Franz Hellens et Marie Miloslawsky firent paraître en 1926 la première, et unique, traduction française du Pougatchev d'Essénine, reprise depuis par divers éditeurs. Sans doute les difficultés propres à ce texte au rythme savamment travaillé, où les niveaux de langues s'entremêlent dans un tissage poétique virtuose, ont-elles représenté un obstacle jugé infranchissable à une nouvelle transposition en français. Et pourtant, selon l'expression de Trotski, qui estimait et protégeait Essénine, Pougatchev "est Essénine de la tête aux pieds" ; toute sa poétique y est convoquée et le drame psychologique qui émonde octobre autant que la Révolution puise aussi bien aux sources littéraires qu'aux traditions populaires et à cette extraordinaire sensibilité aux choses de la nature qui traverse et nourrit toute l'œuvre du poète.

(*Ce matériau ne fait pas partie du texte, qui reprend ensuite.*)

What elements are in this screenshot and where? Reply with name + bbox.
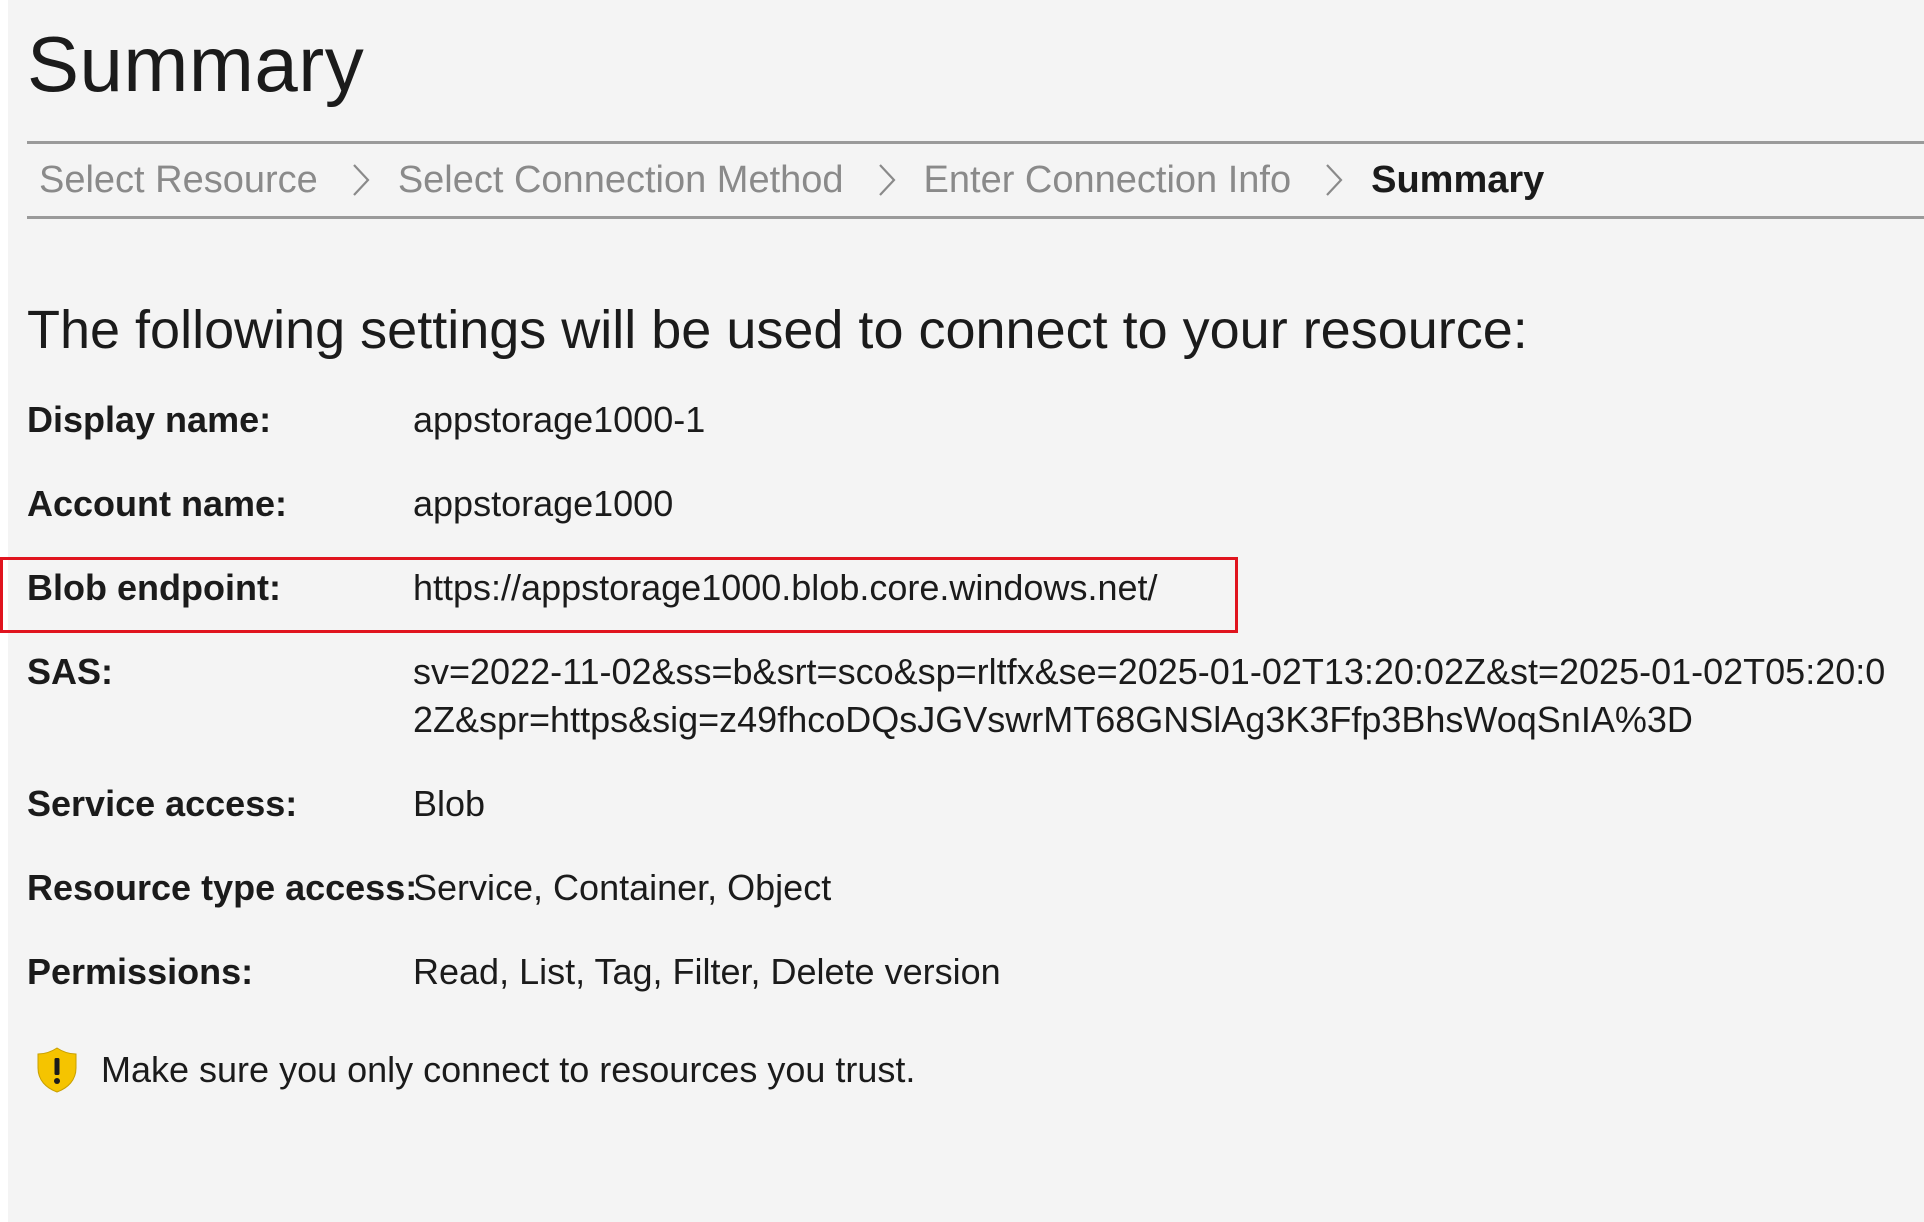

La présente traduction a su concilier avec bonheur la très grande fidélité au propos d'Essénine et l'exigence rythmique sans laquelle le texte ne saurait tenir. C'était une gageure ; c'est aussi, pour les lecteurs d'Essénine, un événement.

Extrait :

Non, non et non ! Je ne veux pas mourir.
Ces oiseaux planent en vain au-dessus de nos têtes.
Je veux encore, comme un adolescent, gaulant le bronze des tremblaies
Leur présenter la paume de mes mains jointes – blancs calices séreux.Comment cela, la mort ?
Cette pensée pourrait-elle se loger en mon cœur
Alors que j’ai dans la province de Penza une maison à moi ?
Je languis du soleil, je languis de la lune,
Du peuplier qui coiffe la lucarne.
Les bosquets, les torrents, les steppes, la verdure
Ne sont bénis que pour les seuls vivants.
Ecoute : je me fous bien de l’univers entier
Si je devais, demain, ne plus être de ce monde.
Je veux vivre, vivre, vivre,
Vivre à en avoir mal, vivre à en avoir peur !
Même en coupeur de bourses, même en traîne-misère.
Mais au moins voir gambader dans les champs les gais mulots,Entendre au moins au puits des grenouilles la chorale ravie.
Mon âme candidement bourgeonne – blanche fleur de pommier.
La brise a attisé un feu bleu dans mes yeux.
Instruisez-moi, au nom des cieux,
Instruisez-moi : me voici prêt à tout,
Prêt à tout afin de résonner au jardin des humains.